这里继续查看posdb2 alert日志,可以看到posdb2实例是被posdb1杀死的。踢出了集群。
简单说就是posdb1拒绝让posdb2启动
[cssd(34506)]CRS-1662:Member kill requested by node posdb1 for member number 1, group DB+ASM 2019-04-22 10:13:42.476: [/u01/app/11.2.0/grid/bin/oraagent.bin(34407)]CRS-5019:All OCR locations are on ASM disk groups [RACOCR], and none of these disk groups are mounted. Details are at "(:CLSN00100:)" in "/u01/app/11.2.0/grid/log/posdb2/agent/ohasd/oraagent_grid/oraagent_grid.log". 2019-04-22 10:13:42.476: [/u01/app/11.2.0/grid/bin/oraagent.bin(34407)]CRS-5011:Check of resource "+ASM" failed: details at "(:CLSN00006:)" in "/u01/app/11.2.0/grid/log/posdb2/agent/ohasd/oraagent_grid/oraagent_grid.log" 2019-04-22 10:13:44.403: [/u01/app/11.2.0/grid/bin/oraagent.bin(34407)]CRS-5019:All OCR locations are on ASM disk groups [RACOCR], and none of these disk groups are mounted. Details are at "(:CLSN00100:)" in "/u01/app/11.2.0/grid/log/posdb2/agent/ohasd/oraagent_grid/oraagent_grid.log". 2019-04-22 10:13:44.606: [/u01/app/11.2.0/grid/bin/oraagent.bin(34407)]CRS-5019:All OCR locations are on ASM disk groups [RACOCR], and none of these disk groups are mounted. Details are at "(:CLSN00100:)" in "/u01/app/11.2.0/grid/log/posdb2/agent/ohasd/oraagent_grid/oraagent_grid.log". 2019-04-22 10:13:45.061: [/u01/app/11.2.0/grid/bin/oraagent.bin(34407)]CRS-5019:All OCR locations are on ASM disk groups [RACOCR], and none of these disk groups are mounted. Details are at "(:CLSN00100:)" in "/u01/app/11.2.0/grid/log/posdb2/agent/ohasd/oraagent_grid/oraagent_grid.log". 2019-04-22 10:13:45.235: [ohasd(34059)]CRS-2807:Resource 'ora.asm' failed to start automatically. 2019-04-22 10:13:45.235: [ohasd(34059)]CRS-2807:Resource 'ora.crsd' failed to start automatically. 2019-04-22 10:48:03.585: |
posdb2反复尝试重启大概三次后,会主动杀死的自己的进程,停止自启动。
白天遇到这个问题,根据报错,在夜里二点关闭所有前端业务。杀死plsql会话。
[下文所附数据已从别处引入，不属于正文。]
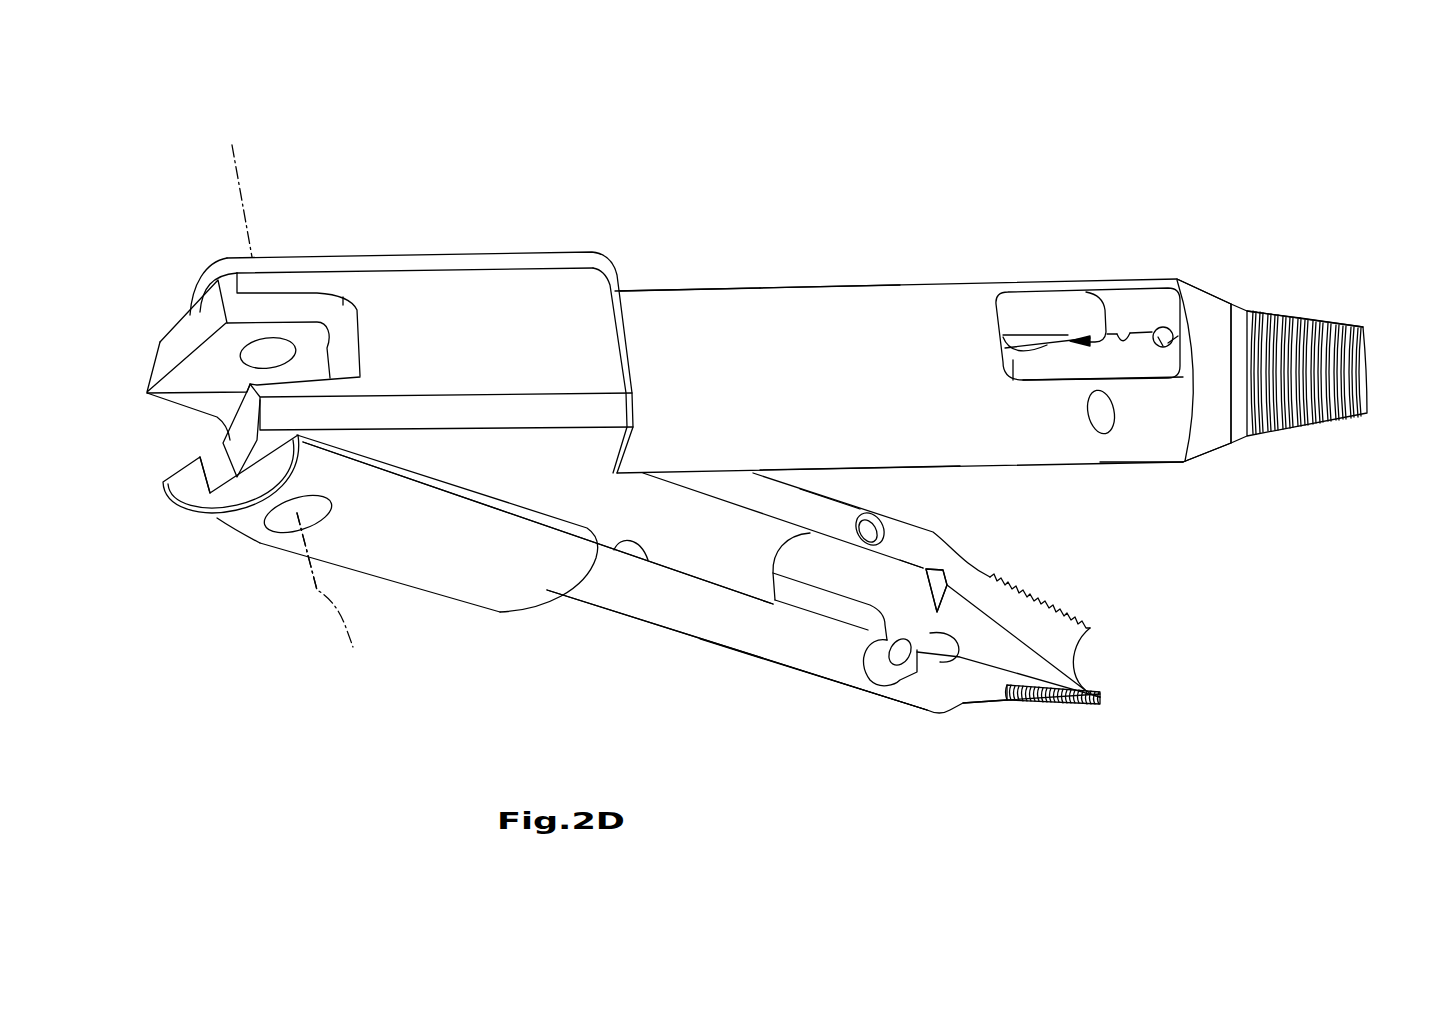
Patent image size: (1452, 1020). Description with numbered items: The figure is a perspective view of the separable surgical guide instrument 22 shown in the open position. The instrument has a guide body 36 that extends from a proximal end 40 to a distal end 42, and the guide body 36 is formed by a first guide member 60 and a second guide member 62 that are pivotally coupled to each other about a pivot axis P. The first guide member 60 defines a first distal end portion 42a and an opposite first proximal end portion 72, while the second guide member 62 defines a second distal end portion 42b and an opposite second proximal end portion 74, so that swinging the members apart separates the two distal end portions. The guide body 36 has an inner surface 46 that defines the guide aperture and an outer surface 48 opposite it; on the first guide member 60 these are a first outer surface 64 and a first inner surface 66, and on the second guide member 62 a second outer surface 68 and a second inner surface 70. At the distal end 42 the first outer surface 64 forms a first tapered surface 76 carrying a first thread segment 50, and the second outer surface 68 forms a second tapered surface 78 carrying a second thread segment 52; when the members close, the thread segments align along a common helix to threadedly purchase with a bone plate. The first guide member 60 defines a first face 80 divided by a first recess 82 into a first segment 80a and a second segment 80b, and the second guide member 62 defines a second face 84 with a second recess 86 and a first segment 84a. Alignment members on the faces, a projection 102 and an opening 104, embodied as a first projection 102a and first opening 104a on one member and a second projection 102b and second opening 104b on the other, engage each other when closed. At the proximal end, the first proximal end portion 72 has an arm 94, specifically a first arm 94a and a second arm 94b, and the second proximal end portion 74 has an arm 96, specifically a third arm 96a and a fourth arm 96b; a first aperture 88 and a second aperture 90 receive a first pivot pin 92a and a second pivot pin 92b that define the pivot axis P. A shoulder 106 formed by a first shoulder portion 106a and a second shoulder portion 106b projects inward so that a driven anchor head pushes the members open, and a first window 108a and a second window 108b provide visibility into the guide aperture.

The separable surgical guide instrument 22 is at (320, 163).
The guide body 36 is at (707, 287).
The proximal end 40 is at (371, 321).
The distal end 42 is at (1337, 344).
The first distal end portion 42a is at (1277, 317).
The second distal end portion 42b is at (1079, 722).
The inner surface 46 is at (655, 588).
The outer surface 48 is at (802, 312).
The first thread segment 50 is at (1320, 322).
The second thread segment 52 is at (1033, 703).
The first guide member 60 is at (665, 287).
The second guide member 62 is at (582, 564).
The first outer surface 64 is at (752, 327).
The first inner surface 66 is at (1152, 327).
The second outer surface 68 is at (773, 665).
The second inner surface 70 is at (613, 552).
The first proximal end portion 72 is at (228, 258).
The second proximal end portion 74 is at (230, 517).
The first tapered surface 76 is at (1330, 385).
The second tapered surface 78 is at (1077, 612).
The first face 80 is at (1087, 290).
The first segment of the first face 80a is at (1132, 330).
The second segment of the first face 80b is at (1127, 463).
The first recess 82 is at (1192, 430).
The second face 84 is at (936, 665).
The first segment of the second face 84a is at (958, 585).
The second recess 86 is at (700, 578).
The first aperture 88 is at (272, 340).
The second aperture 90 is at (327, 520).
The first pivot pin 92a is at (287, 517).
The second pivot pin 92b is at (277, 350).
The arm 94 is at (203, 274).
The first arm 94a is at (226, 440).
The second arm 94b is at (198, 290).
The arm 96 is at (250, 537).
The third arm 96a is at (223, 513).
The fourth arm 96b is at (163, 355).
The projection 102 is at (1003, 347).
The first projection 102a is at (1007, 349).
The second projection 102b is at (885, 668).
The opening 104 is at (885, 517).
The first opening 104a is at (1090, 430).
The second opening 104b is at (852, 514).
The shoulder 106 is at (915, 598).
The first shoulder portion 106a is at (1178, 334).
The second shoulder portion 106b is at (962, 600).
The first window 108a is at (1012, 380).
The second window 108b is at (826, 622).
The pivot axis P is at (326, 593).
关闭所有集群后,
RAC节点逐一启动,功能恢复正常。
在另外一个时间点
这里看到节点2又被移出了集群
2019-04-23 21:46:31.302: [cssd(34550)]CRS-1632:Node posdb2 is being removed from the cluster in cluster incarnation 451452533 2019-04-23 21:46:31.855: [ohasd(36684)]CRS-8011:reboot advisory message from host: posdb2, component: cssagent, with time stamp: L-2019-04-23-21:46:31.803 [ohasd(36684)]CRS-8013:reboot advisory message text: Rebooting after limit 28230 exceeded; disk timeout 28230, network timeout 0, last heartbeat from CSSD at epoch seconds 1556027163.497, 28311 milliseconds ago based on invariant clock value of 68696263 2019-04-23 21:46:31.856: [ohasd(36684)]CRS-8011:reboot advisory message from host: posdb2, component: cssmonit, with time stamp: L-2019-04-23-21:46:31.803 [ohasd(36684)]CRS-8013:reboot advisory message text: Rebooting after limit 28230 exceeded; disk timeout 28230, network timeout 0, last heartbeat from CSSD at epoch seconds 1556027163.497, 28311 milliseconds ago based on invariant clock value of 68696263 2019-04-23 21:46:34.116: [cssd(34550)]CRS-1601:CSSD Reconfiguration complete. Active nodes are posdb1 . 2019-04-23 21:46:34.121: [crsd(35129)]CRS-5504:Node down event reported for node 'posdb2'. 2019-04-23 21:46:36.708: [crsd(35129)]CRS-2773:Server 'posdb2' has been removed from pool 'Generic'. 2019-04-23 21:46:36.709: [crsd(35129)]CRS-2773:Server 'posdb2' has been removed from pool 'ora.orcl'.
|
重启服务器后,查看alert日志
Non critical error ORA-48181 caught while writing to trace file "/u01/app/oracle/diag/rdbms/orcl/orcl2/trace/orcl2_ora_67596.trc" Error message: Linux-x86_64 Error: 28: No space left on device Additional information: 1 Writing to the above trace file is disabled for now on... Tue Apr 23 21:45:49 2019 Non critical error ORA-48113 caught while writing to trace file "/u01/app/oracle/diag/rdbms/orcl/orcl2/trace/orcl2_lmd0_35801.trc" Error message: Writing to the above trace file is disabled for now on... Tue Apr 23 21:45:50 2019 Non critical error ORA-48113 caught while writing to trace file "/u01/app/oracle/diag/rdbms/orcl/orcl2/trace/orcl2_lms0_35803.trc" Error message: Writing to the above trace file is disabled for now on... Tue Apr 23 21:45:53 2019 Non critical error ORA-48113 caught while writing to trace file "/u01/app/oracle/diag/rdbms/orcl/orcl2/trace/orcl2_lmon_35799.trc" Error message: |
这次有点尴尬,居然是本地磁盘满了。好吧。清除多余的备份文件,重启集群服务,解决问题。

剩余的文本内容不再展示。